A federal court in New Mexico recently declined to dismiss tort claims asserted by a registered nurse against her employer, a government-run hospital, where she obtained treatment for a sexual assault. In denying the motion to dismiss, the court effectively rejected the federal government’s attempt to escape claims based on invasion of privacy for the disclosure of information regarding the assault (G.R. v. United States).
However, the court withheld ruling on the government’s motion to dismiss plaintiff’s claim for “negligence per se” based on the violation of the Health Insurance Portability and Accountability Act of 1996 (HIPAA). Instead, the court certified for the New Mexico Supreme Court the question of whether the claim fails, as there is no private right of action afforded by HIPAA. This case serves as a valuable reminder for hospitals of the broad implication of liability for disclosing private information, including the potential impact of HIPAA violations beyond mere regulatory enforcement.
Alleged Disclosure of Treatment Leads To Court Battle
The plaintiff sued her employer, Gallup Indian Medical Center, for the dissemination of information relating to treatment she received there after she fell victim to a physical and sexual assault. Her lawsuit claims the hospital disclosed private details of the assault to coworkers who were not her direct care providers. Specifically, G.R brought tort claims for public disclosure of private facts, intentional infliction of emotional distress, negligence, and negligence per se. The claim for negligence per se – a theory whereby an act is considered automatically negligent because it violates an existing statute – was premised on the hospital’s alleged HIPAA violation.
The hospital moved to dismiss G.R.’s claims for negligence, negligence per se, and public disclosure of private facts, but the court permitted the claims for negligence and public disclosure to proceed. It found no legitimate public interest was served in publicizing the nurse’s assault, and therefore greenlighted her privacy claim. In sum, the court did not take lightly the government’s attempt to avoid liability for disclosure of private information. It declined to rule on the negligence per se claim, however, and specifically avoided answering the question of whether a HIPAA violation may legally set the standard of care for such a cause of action.
Tort Liability By Virtue Of A HIPAA Violation?

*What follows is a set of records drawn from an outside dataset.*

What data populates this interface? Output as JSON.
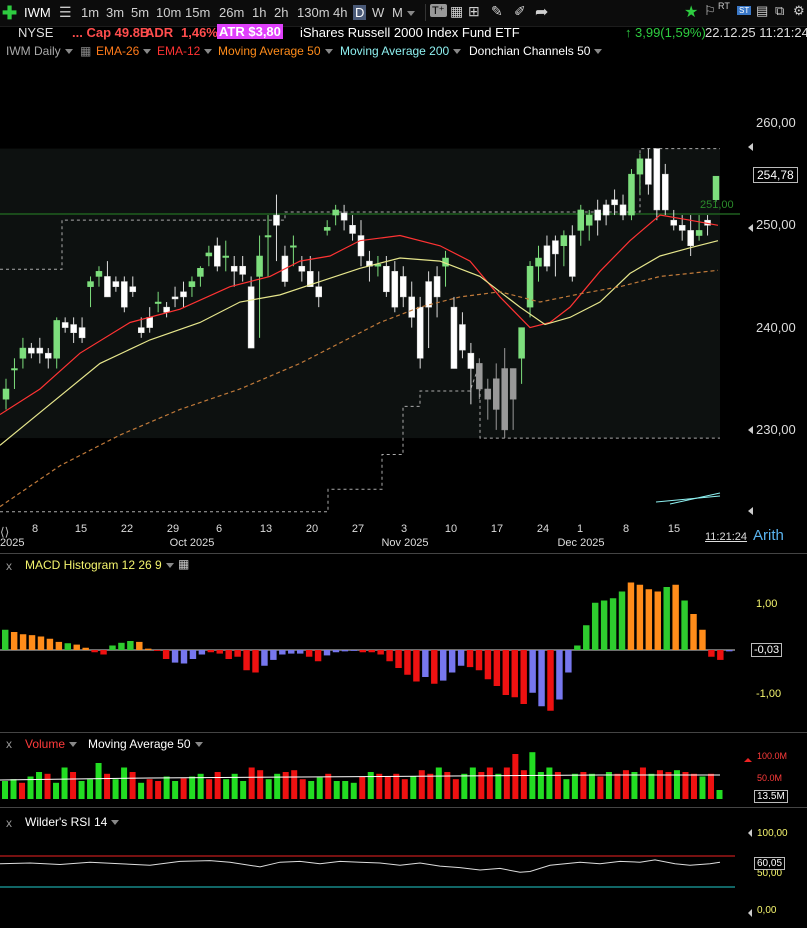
{
  "toolbar": {
    "symbol": "IWM",
    "timeframes": [
      "1m",
      "3m",
      "5m",
      "10m",
      "15m",
      "26m",
      "1h",
      "2h",
      "130m",
      "4h",
      "D",
      "W",
      "M"
    ],
    "active_timeframe": "D"
  },
  "info": {
    "exchange": "NYSE",
    "mktcap": "... Cap 49.8B",
    "adr_label": "ADR",
    "adr_value": "1,46%",
    "atr": "ATR $3,80",
    "name": "iShares Russell 2000 Index Fund ETF",
    "change": "3,99(1,59%)",
    "datetime": "22.12.25 11:21:24"
  },
  "legend": {
    "chart_name": "IWM Daily",
    "ema26": "EMA-26",
    "ema12": "EMA-12",
    "ma50": "Moving Average 50",
    "ma200": "Moving Average 200",
    "donchian": "Donchian Channels 50"
  },
  "price_axis": {
    "ticks": [
      {
        "v": 260,
        "label": "260,00"
      },
      {
        "v": 250,
        "label": "250,00"
      },
      {
        "v": 240,
        "label": "240,00"
      },
      {
        "v": 230,
        "label": "230,00"
      }
    ],
    "last_price": "254,78",
    "ma_label": "251,00"
  },
  "x_axis": {
    "days": [
      "8",
      "15",
      "22",
      "29",
      "6",
      "13",
      "20",
      "27",
      "3",
      "10",
      "17",
      "24",
      "1",
      "8",
      "15"
    ],
    "months": [
      "Oct 2025",
      "Nov 2025",
      "Dec 2025"
    ],
    "partial_month": "2025",
    "time": "11:21:24",
    "scale": "Arith"
  },
  "macd": {
    "title": "MACD Histogram 12 26 9",
    "ticks": [
      "1,00",
      "-1,00"
    ],
    "current": "-0,03"
  },
  "volume": {
    "title": "Volume",
    "ma": "Moving Average 50",
    "ticks": [
      "100.0M",
      "50.0M"
    ],
    "current": "13.5M"
  },
  "rsi": {
    "title": "Wilder's RSI 14",
    "ticks": [
      "100,00",
      "50,00",
      "0,00"
    ],
    "current": "60,05"
  },
  "colors": {
    "up": "#7dde7d",
    "down": "#ffffff",
    "ema26": "#ff6a1a",
    "ema12": "#ff3333",
    "ma50": "#e6e68c",
    "ma200": "#c07a3a",
    "donchian": "#aaaaaa",
    "macd_green": "#2ecc2e",
    "macd_orange": "#ff8c1a",
    "macd_red": "#ee1111",
    "macd_blue": "#7777ee",
    "vol_green": "#22dd22",
    "vol_red": "#ee1111",
    "rsi_line": "#dddddd",
    "rsi_70": "#ee2222",
    "rsi_30": "#22cccc"
  }
}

As G.R.’s case illustrates, there could be serious repercussions for an employer’s improper disclosure of private information. Particularly significant are the questions raised concerning the potential HIPAA implications. Hospitals are quite familiar with the requirements HIPAA imposes on healthcare entities involved in the exchange of health information, as well as the potential civil and criminal penalties for the disclosure of such information. However, hospitals may not know the broader implication of liability for HIPAA violations in civil lawsuits. Although it is well-established that HIPAA does not create a private right of action, a recent trend in litigation has forced many courts to tackle whether HIPAA may form the basis of a state law claim for negligence per se.

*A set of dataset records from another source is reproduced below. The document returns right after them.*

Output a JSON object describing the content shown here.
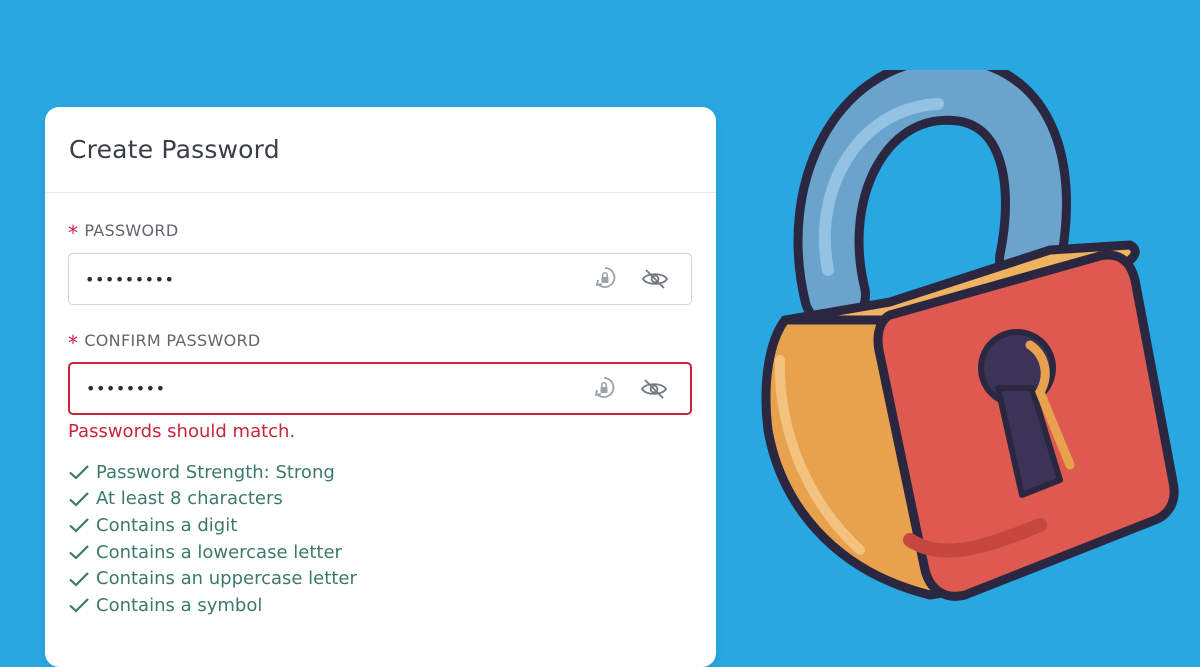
{
  "card": {
    "title": "Create Password",
    "password": {
      "label": "PASSWORD",
      "required_mark": "*",
      "value": "•••••••••"
    },
    "confirm": {
      "label": "CONFIRM PASSWORD",
      "required_mark": "*",
      "value": "••••••••",
      "error": "Passwords should match."
    },
    "checks": [
      "Password Strength: Strong",
      "At least 8 characters",
      "Contains a digit",
      "Contains a lowercase letter",
      "Contains an uppercase letter",
      "Contains a symbol"
    ]
  },
  "icons": {
    "password_manager": "password-manager-icon",
    "visibility_toggle": "eye-slash-icon",
    "check": "check-icon",
    "illustration": "padlock-icon"
  },
  "colors": {
    "background": "#28a7e1",
    "error": "#c8243a",
    "success": "#3b7a6a",
    "required": "#d2203b"
  }
}
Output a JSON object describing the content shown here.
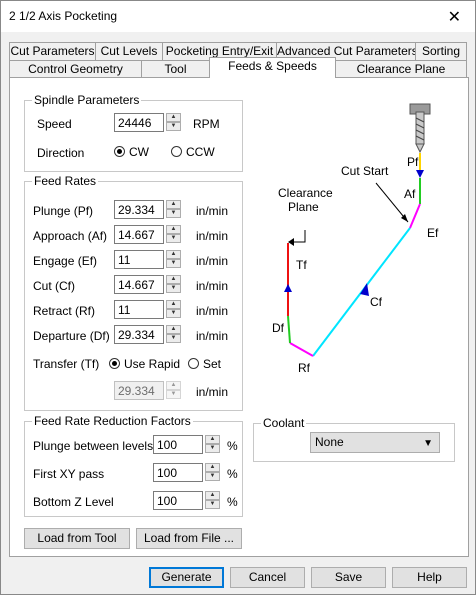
{
  "window": {
    "title": "2 1/2 Axis Pocketing",
    "close_glyph": "✕"
  },
  "tabs_top": [
    "Cut Parameters",
    "Cut Levels",
    "Pocketing Entry/Exit",
    "Advanced Cut Parameters",
    "Sorting"
  ],
  "tabs_bottom": [
    "Control Geometry",
    "Tool",
    "Feeds & Speeds",
    "Clearance Plane"
  ],
  "spindle": {
    "group_label": "Spindle Parameters",
    "speed_label": "Speed",
    "speed_value": "24446",
    "speed_unit": "RPM",
    "direction_label": "Direction",
    "cw_label": "CW",
    "ccw_label": "CCW"
  },
  "feed_rates": {
    "group_label": "Feed Rates",
    "unit": "in/min",
    "rows": [
      {
        "label": "Plunge (Pf)",
        "value": "29.334"
      },
      {
        "label": "Approach (Af)",
        "value": "14.667"
      },
      {
        "label": "Engage (Ef)",
        "value": "11"
      },
      {
        "label": "Cut (Cf)",
        "value": "14.667"
      },
      {
        "label": "Retract (Rf)",
        "value": "11"
      },
      {
        "label": "Departure  (Df)",
        "value": "29.334"
      }
    ],
    "transfer_label": "Transfer (Tf)",
    "use_rapid_label": "Use Rapid",
    "set_label": "Set",
    "transfer_value": "29.334"
  },
  "reduction": {
    "group_label": "Feed Rate Reduction Factors",
    "unit": "%",
    "rows": [
      {
        "label": "Plunge between levels",
        "value": "100"
      },
      {
        "label": "First XY pass",
        "value": "100"
      },
      {
        "label": "Bottom Z Level",
        "value": "100"
      }
    ]
  },
  "coolant": {
    "group_label": "Coolant",
    "value": "None"
  },
  "diagram": {
    "cut_start": "Cut Start",
    "clearance_line1": "Clearance",
    "clearance_line2": "Plane",
    "pf": "Pf",
    "af": "Af",
    "ef": "Ef",
    "cf": "Cf",
    "rf": "Rf",
    "df": "Df",
    "tf": "Tf"
  },
  "buttons": {
    "load_from_tool": "Load from Tool",
    "load_from_file": "Load from File ...",
    "generate": "Generate",
    "cancel": "Cancel",
    "save": "Save",
    "help": "Help"
  }
}
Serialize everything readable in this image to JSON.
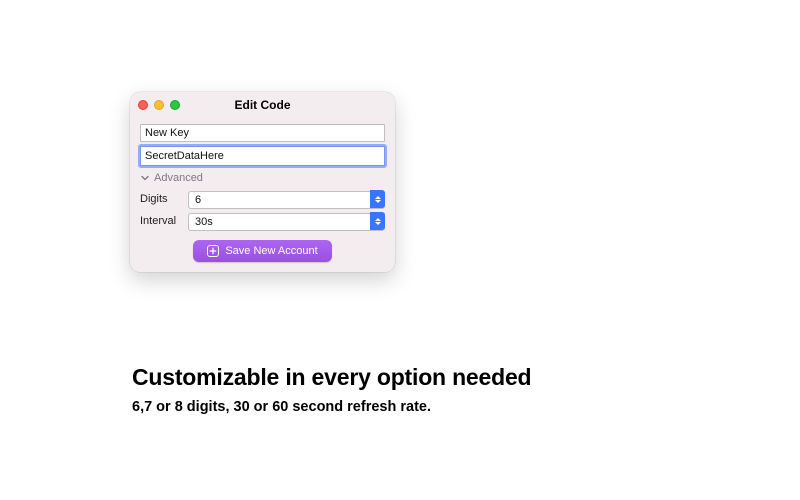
{
  "window": {
    "title": "Edit Code",
    "name_value": "New Key",
    "secret_value": "SecretDataHere",
    "advanced_label": "Advanced",
    "fields": {
      "digits_label": "Digits",
      "digits_value": "6",
      "interval_label": "Interval",
      "interval_value": "30s"
    },
    "save_button_label": "Save New Account"
  },
  "marketing": {
    "headline": "Customizable in every option needed",
    "subhead": "6,7 or 8 digits, 30 or 60 second refresh rate."
  },
  "colors": {
    "button_purple": "#a15be8",
    "stepper_blue": "#3b74ff"
  }
}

First, it’s important to understand the basic elements of a state negligence per se claim. To succeed on such a claim, the plaintiff must establish that: (1) the defendant violated a statute which sets forth a standard of care; (2) the plaintiff is a member of the class of people the statute is designed to protect; and (3) the plaintiff suffered an injury which the statute is designed to prevent. Essentially, the negligence per se doctrine allows the trier of fact to automatically consider a defendant’s actions negligent by virtue of a statutory violation without employing the traditional “reasonable person” standard. The question of whether HIPAA regulations may determine a standard of care a hospital should follow when handling private information, thereby enabling a private litigant to assert a tort claim, is at the forefront of modern healthcare litigation.

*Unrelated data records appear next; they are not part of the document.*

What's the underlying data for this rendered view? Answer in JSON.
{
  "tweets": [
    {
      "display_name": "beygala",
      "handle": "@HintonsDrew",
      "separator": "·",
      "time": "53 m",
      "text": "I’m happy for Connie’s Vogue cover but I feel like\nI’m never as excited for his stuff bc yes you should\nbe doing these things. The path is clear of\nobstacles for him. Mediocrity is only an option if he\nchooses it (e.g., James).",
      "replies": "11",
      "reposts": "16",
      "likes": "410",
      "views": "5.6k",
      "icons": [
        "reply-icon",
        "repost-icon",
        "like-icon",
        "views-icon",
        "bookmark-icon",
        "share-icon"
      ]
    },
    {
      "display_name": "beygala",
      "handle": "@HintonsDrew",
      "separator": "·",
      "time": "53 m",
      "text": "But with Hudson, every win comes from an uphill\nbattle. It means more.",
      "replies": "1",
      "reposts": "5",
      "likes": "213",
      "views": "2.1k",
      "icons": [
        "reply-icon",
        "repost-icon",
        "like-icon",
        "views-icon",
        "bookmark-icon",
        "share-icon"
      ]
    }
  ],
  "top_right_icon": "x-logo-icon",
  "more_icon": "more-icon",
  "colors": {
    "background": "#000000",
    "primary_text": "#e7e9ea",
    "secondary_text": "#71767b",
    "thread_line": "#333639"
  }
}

Although the court in G.R.’s case passed the issue to the New Mexico Supreme Court to resolve, several other courts across the country have tackled the issue on the merits. These courts have consistently allowed claims of negligence per se to proceed on the basis of an alleged HIPAA violation. The reasoning behind this trend is largely consistent across the board; as healthcare providers are certainly familiar with HIPAA procedures when it comes to rendering patient care, this same standard is appropriate to adjudge negligence claims involving the disclosure of private information. Although plaintiffs cannot bring a private right of action for an alleged HIPAA violation, courts have had no problem using the statute to impose the healthcare provider’s legal duty of care to the patient. To the chagrin of healthcare providers, the latter has generally been held to be permissible.
The Main Takeaway
G.R.’s case illustrates the continued interplay between HIPAA and state law and, specifically, the potential for lawsuits when plaintiffs use statutory violations as a basis for private tort claims. The path has now been forged for the use of HIPAA violations in a way that was arguably not the intention of federal lawmakers when the statute was created. Accordingly, it is critical that healthcare providers ensure strict HIPAA compliance to avoid not only regulatory enforcement but also individual civil lawsuits, where the price for a mistake can be considerably higher.